Married or not, Lauzun was openly courting Nicolas Fouquet's daughter, whom he had seen at Pignerol. He was to be restored to his place at court, and to marry Mademoiselle Fouquet, who, however, became Duchess d'Uzès in 1683.

In 1685 Lauzun went to England to seek his fortune under James II, whom he had served as Duke of York in Flanders. He rapidly gained great influence at the English court. In 1688 he was again in England, and arranged the journey into exile of Mary of Modena and the infant prince, whom he accompanied to Calais, where he received strict instructions from Louis to bring them "on any pretext" to Vincennes.

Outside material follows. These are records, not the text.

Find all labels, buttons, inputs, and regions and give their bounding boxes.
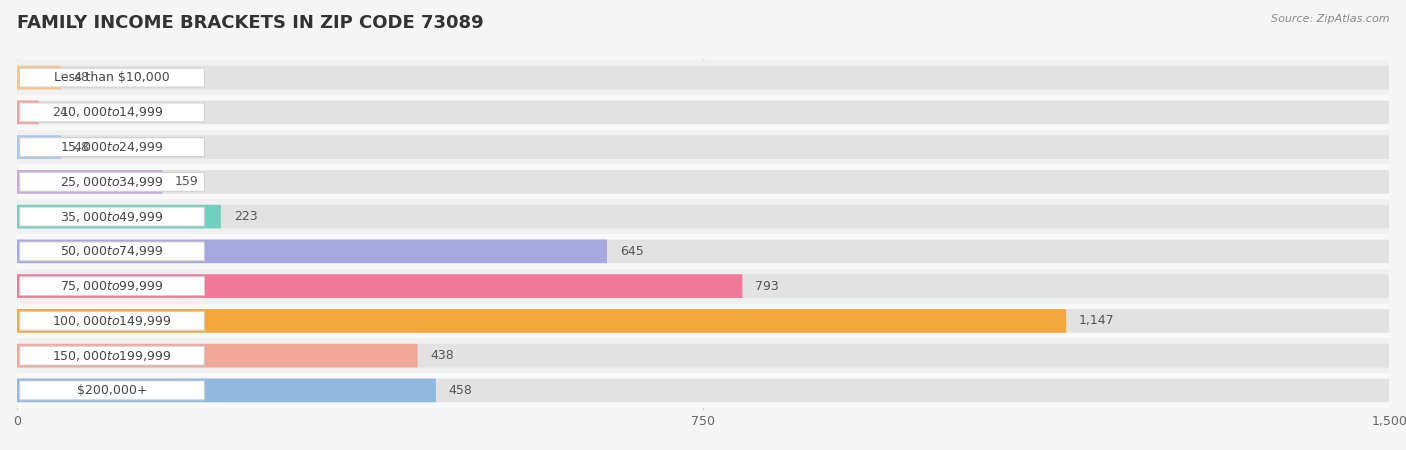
FancyBboxPatch shape <box>17 373 1389 408</box>
Text: $25,000 to $34,999: $25,000 to $34,999 <box>60 175 163 189</box>
FancyBboxPatch shape <box>17 170 162 194</box>
FancyBboxPatch shape <box>17 95 1389 130</box>
Text: 48: 48 <box>73 71 90 84</box>
FancyBboxPatch shape <box>17 135 1389 159</box>
Text: $100,000 to $149,999: $100,000 to $149,999 <box>52 314 172 328</box>
FancyBboxPatch shape <box>20 381 204 400</box>
Text: 24: 24 <box>52 106 67 119</box>
FancyBboxPatch shape <box>17 239 607 263</box>
FancyBboxPatch shape <box>17 100 1389 124</box>
FancyBboxPatch shape <box>20 346 204 365</box>
Text: 159: 159 <box>176 176 198 189</box>
FancyBboxPatch shape <box>20 103 204 122</box>
Text: Less than $10,000: Less than $10,000 <box>55 71 170 84</box>
FancyBboxPatch shape <box>17 234 1389 269</box>
Text: $150,000 to $199,999: $150,000 to $199,999 <box>52 349 172 363</box>
Text: FAMILY INCOME BRACKETS IN ZIP CODE 73089: FAMILY INCOME BRACKETS IN ZIP CODE 73089 <box>17 14 484 32</box>
FancyBboxPatch shape <box>17 60 1389 95</box>
FancyBboxPatch shape <box>20 138 204 157</box>
FancyBboxPatch shape <box>17 303 1389 338</box>
FancyBboxPatch shape <box>17 170 1389 194</box>
FancyBboxPatch shape <box>17 338 1389 373</box>
FancyBboxPatch shape <box>17 274 742 298</box>
FancyBboxPatch shape <box>17 239 1389 263</box>
FancyBboxPatch shape <box>17 100 39 124</box>
FancyBboxPatch shape <box>20 207 204 226</box>
FancyBboxPatch shape <box>20 242 204 261</box>
FancyBboxPatch shape <box>17 205 221 229</box>
FancyBboxPatch shape <box>17 274 1389 298</box>
Text: $200,000+: $200,000+ <box>77 384 148 397</box>
FancyBboxPatch shape <box>17 130 1389 165</box>
FancyBboxPatch shape <box>17 344 418 368</box>
FancyBboxPatch shape <box>17 135 60 159</box>
FancyBboxPatch shape <box>17 165 1389 199</box>
Text: 793: 793 <box>755 279 779 292</box>
FancyBboxPatch shape <box>17 66 60 90</box>
FancyBboxPatch shape <box>20 277 204 296</box>
FancyBboxPatch shape <box>17 269 1389 303</box>
FancyBboxPatch shape <box>17 378 1389 402</box>
Text: $50,000 to $74,999: $50,000 to $74,999 <box>60 244 163 258</box>
FancyBboxPatch shape <box>17 344 1389 368</box>
FancyBboxPatch shape <box>17 378 436 402</box>
Text: Source: ZipAtlas.com: Source: ZipAtlas.com <box>1271 14 1389 23</box>
Text: 1,147: 1,147 <box>1078 315 1115 328</box>
Text: $75,000 to $99,999: $75,000 to $99,999 <box>60 279 163 293</box>
Text: 645: 645 <box>620 245 644 258</box>
Text: $10,000 to $14,999: $10,000 to $14,999 <box>60 105 163 119</box>
FancyBboxPatch shape <box>17 66 1389 90</box>
FancyBboxPatch shape <box>17 309 1389 333</box>
Text: 438: 438 <box>430 349 454 362</box>
FancyBboxPatch shape <box>20 311 204 330</box>
FancyBboxPatch shape <box>17 199 1389 234</box>
Text: $35,000 to $49,999: $35,000 to $49,999 <box>60 210 163 224</box>
FancyBboxPatch shape <box>17 205 1389 229</box>
Text: 223: 223 <box>233 210 257 223</box>
Text: 48: 48 <box>73 140 90 153</box>
FancyBboxPatch shape <box>20 68 204 87</box>
Text: $15,000 to $24,999: $15,000 to $24,999 <box>60 140 163 154</box>
FancyBboxPatch shape <box>17 309 1066 333</box>
FancyBboxPatch shape <box>20 172 204 191</box>
Text: 458: 458 <box>449 384 472 397</box>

In the late autumn of 1689 he was put in command of the expedition fitted out at Brest for service in Ireland, and he sailed in the following year. Lauzun was honest, a quality not too common in James II's officials in Ireland, but had no experience of the field, and he blindly followed Richard Talbot, Earl of Tyrconnel. After the battle of the Boyne they fled to Limerick, and thence to the west, leaving Patrick Sarsfield to show a brave front. In September they sailed for France, and on their arrival at Versailles Lauzun found that his failure had destroyed any prospect of a return of Louis XIV's favour. In 1692, under the influence of Mary of Modena he was created Duke of Lauzun.

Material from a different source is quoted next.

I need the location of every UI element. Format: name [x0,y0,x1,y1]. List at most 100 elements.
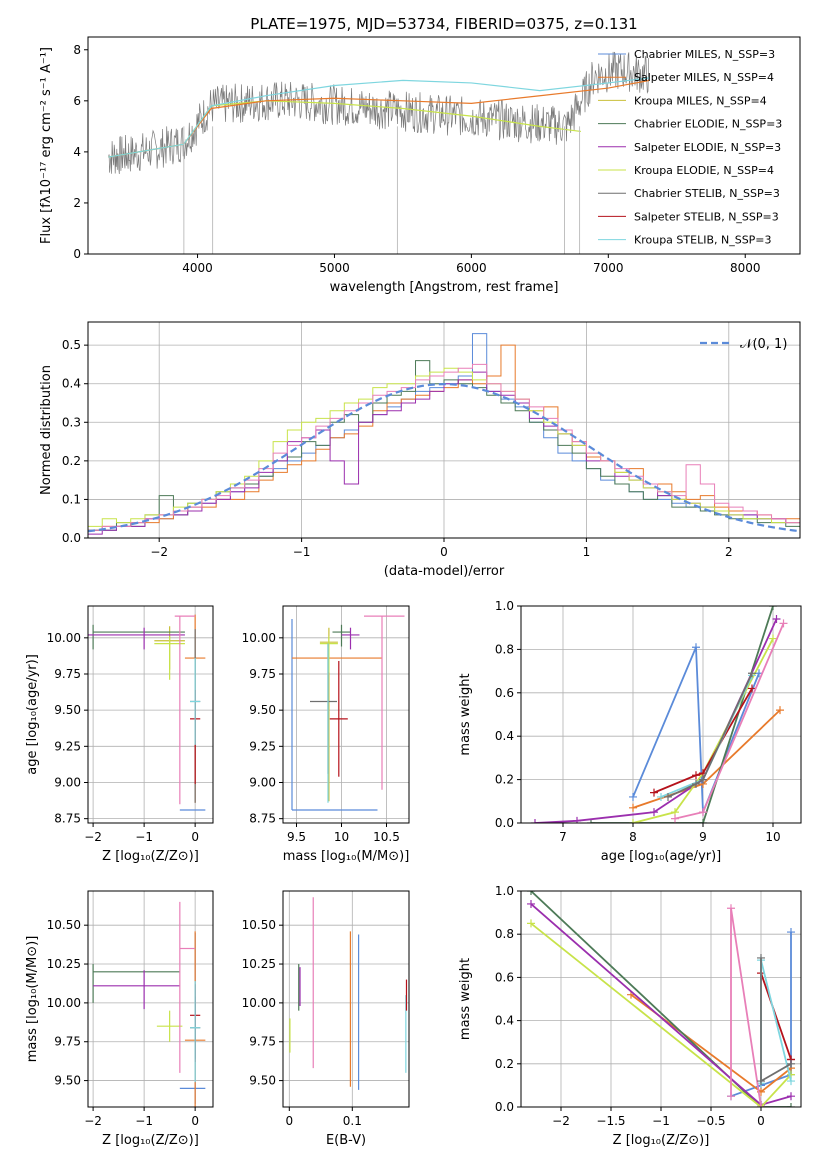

Mademoiselle died in 1693, and two years later Lauzun married Geneviève Marie de Durfort (1680-1729), a child of fourteen, daughter of the Guy Aldonce de Durfort, Duke de Lorges. Queen Mary, through whose interest Lauzun secured his dukedom, retained her faith in him, and it was he who in 1715, more than a quarter of a century after the flight from Whitehall, brought her the news of the Battle of Sheriffmuir. After his death, the dukedom of Lauzun fell to his niece's husband, Charles Armand de Gontaut.

See the letters of Madame de Sévigné and the memoirs of Saint-Simon, who was Lauzun's wife's brother-in-law.